Tim Peters tim.one@comcast.net
Mon, 11 Feb 2002 19:01:04 -0500


[Guido]

... I think you're right that we might be able to use just a PyObject **; but I haven't fully digested Tim's more aggressive idea.)

The overwhelming thrust of Tim's variant is to reduce the (by far) most frequent namespace operation to this:

   case LOAD_GLOBAL_CELL:
       cell = func_cells[oparg];
       x = cell->objptr;  /* note: not two levels, just one */
       if (x != NULL) {
           Py_INCREF(x);
           continue;
       }
       ... error recovery ...
       break;

Everything else follows from that; it's really a quite minor variant of the original proposal, consisting mostly of changes to spelling details due to having a different kind of cell. The sole big change is requiring that mutations to builtins propagate at once to their cached values in module celldicts.

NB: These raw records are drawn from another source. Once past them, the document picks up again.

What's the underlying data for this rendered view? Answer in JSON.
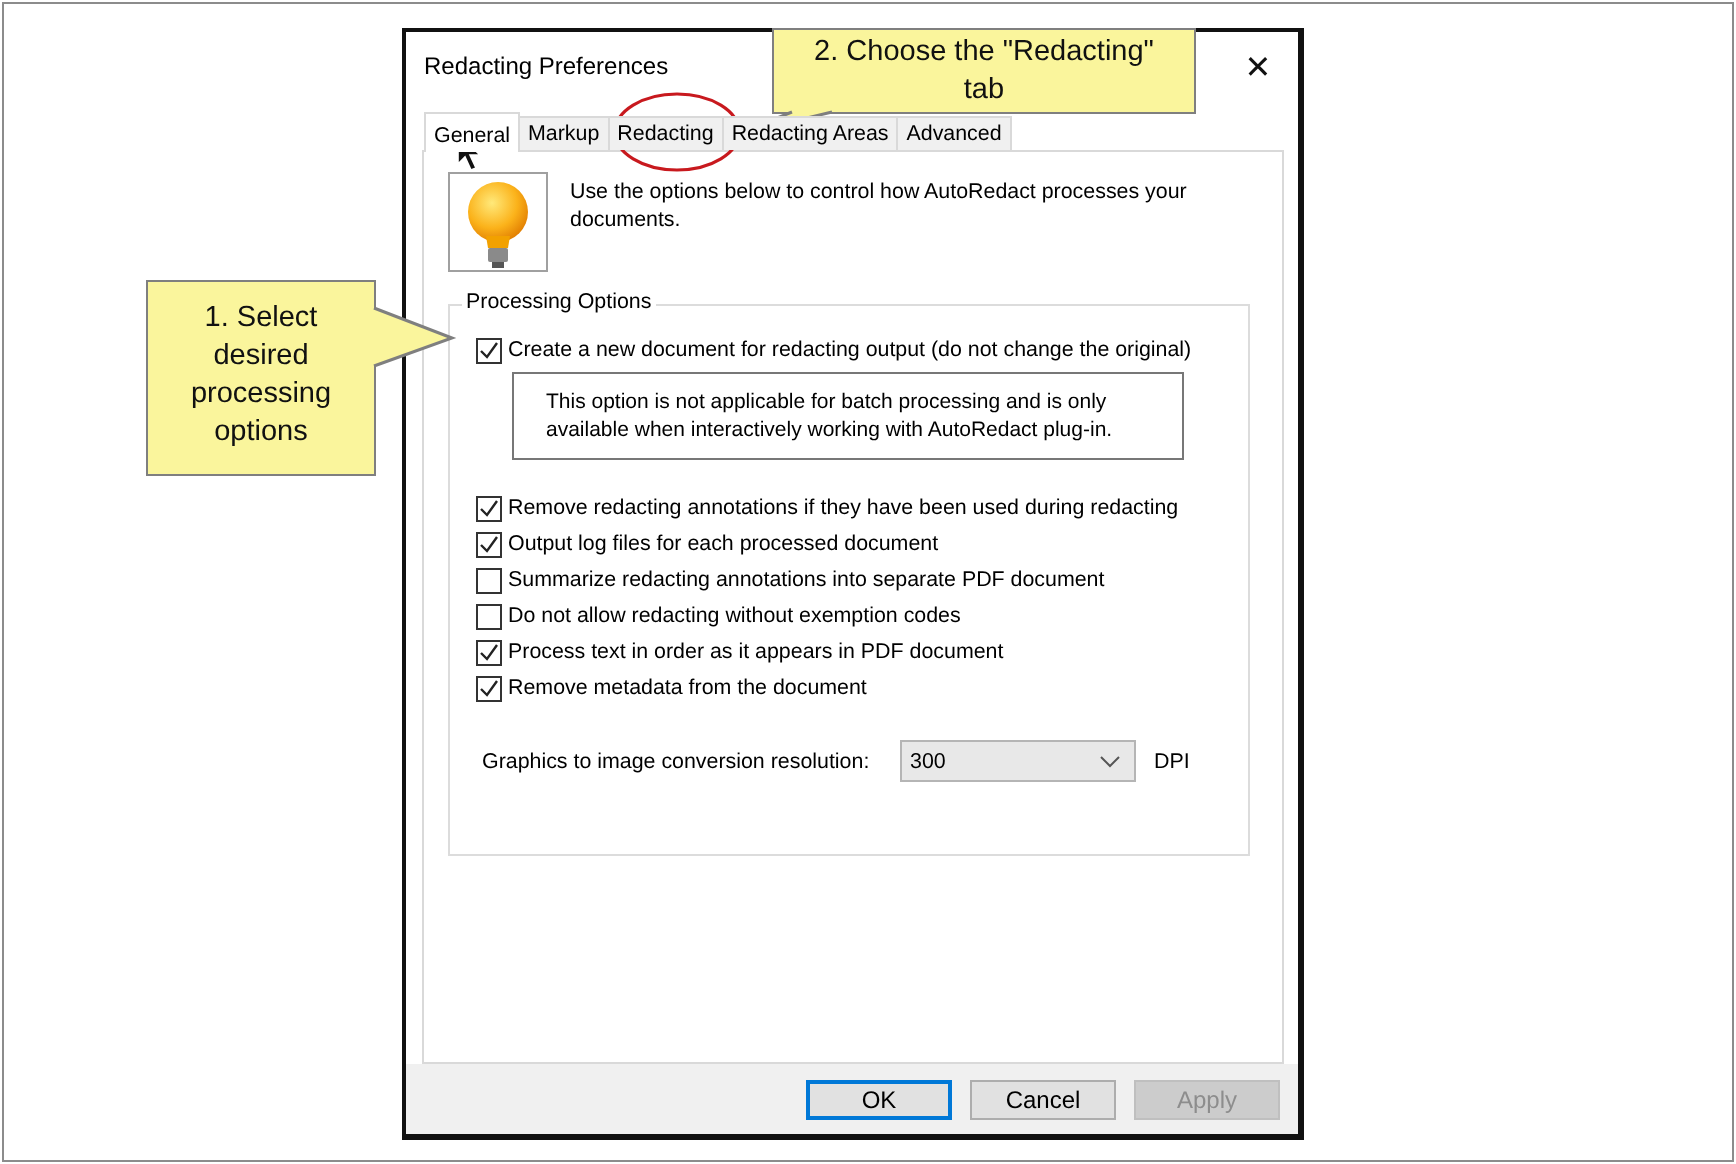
{
  "window": {
    "title": "Redacting Preferences",
    "close": "✕"
  },
  "tabs": [
    {
      "label": "General",
      "selected": true
    },
    {
      "label": "Markup",
      "selected": false
    },
    {
      "label": "Redacting",
      "selected": false
    },
    {
      "label": "Redacting Areas",
      "selected": false
    },
    {
      "label": "Advanced",
      "selected": false
    }
  ],
  "intro": "Use the options below to control how AutoRedact processes your documents.",
  "group": {
    "title": "Processing Options",
    "options": [
      {
        "kind": "checkbox",
        "label": "Create a new document for redacting output (do not change the original)",
        "checked": true
      },
      {
        "kind": "note",
        "text": "This option is not applicable for batch processing and is only available when interactively working with AutoRedact plug-in."
      },
      {
        "kind": "checkbox",
        "label": "Remove redacting annotations if they have been used during redacting",
        "checked": true
      },
      {
        "kind": "checkbox",
        "label": "Output log files for each processed document",
        "checked": true
      },
      {
        "kind": "checkbox",
        "label": "Summarize redacting annotations into separate PDF document",
        "checked": false
      },
      {
        "kind": "checkbox",
        "label": "Do not allow redacting without exemption codes",
        "checked": false
      },
      {
        "kind": "checkbox",
        "label": "Process text in order as it appears in PDF document",
        "checked": true
      },
      {
        "kind": "checkbox",
        "label": "Remove metadata from the document",
        "checked": true
      }
    ],
    "resolution": {
      "label": "Graphics to image conversion resolution:",
      "value": "300",
      "unit": "DPI"
    }
  },
  "buttons": [
    {
      "label": "OK",
      "default": true,
      "disabled": false
    },
    {
      "label": "Cancel",
      "default": false,
      "disabled": false
    },
    {
      "label": "Apply",
      "default": false,
      "disabled": true
    }
  ],
  "callouts": [
    {
      "text": "1. Select desired processing options"
    },
    {
      "text": "2. Choose the \"Redacting\" tab"
    }
  ]
}
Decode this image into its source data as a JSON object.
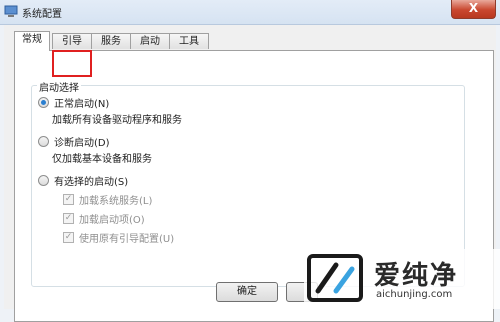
{
  "window": {
    "title": "系统配置",
    "close_label": "X"
  },
  "tabs": [
    {
      "label": "常规",
      "active": true
    },
    {
      "label": "引导",
      "active": false
    },
    {
      "label": "服务",
      "active": false
    },
    {
      "label": "启动",
      "active": false
    },
    {
      "label": "工具",
      "active": false
    }
  ],
  "startup_selection": {
    "legend": "启动选择",
    "options": [
      {
        "label": "正常启动(N)",
        "description": "加载所有设备驱动程序和服务",
        "checked": true
      },
      {
        "label": "诊断启动(D)",
        "description": "仅加载基本设备和服务",
        "checked": false
      },
      {
        "label": "有选择的启动(S)",
        "checked": false
      }
    ],
    "selective_items": [
      {
        "label": "加载系统服务(L)",
        "checked": true
      },
      {
        "label": "加载启动项(O)",
        "checked": true
      },
      {
        "label": "使用原有引导配置(U)",
        "checked": true
      }
    ]
  },
  "buttons": {
    "ok": "确定"
  },
  "watermark": {
    "title": "爱纯净",
    "url": "aichunjing.com"
  },
  "colors": {
    "highlight": "#e02020",
    "radio_selected": "#2a7fd0"
  }
}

I believe Jeremy's scheme could do better than this for builtins, but not the way it's currently set up (I don't see why we can't define a fixed bijection between the standard builtin names and a range of contiguous little integers, and use that fixed bijection everywhere; the compiler could exploit this global (in the cross-module sense) bijection directly for LOAD_BUILTIN offsets, eliminating all the indirection for standard builtins, and eliminating the code-object-specific vectors of referenced builtin names; note that I don't care about speeding access to builtins with non-standard names -- fine by me if they're handled via LOAD_GLOBAL instead, and fall into its "oops! it's not a module global after all" case).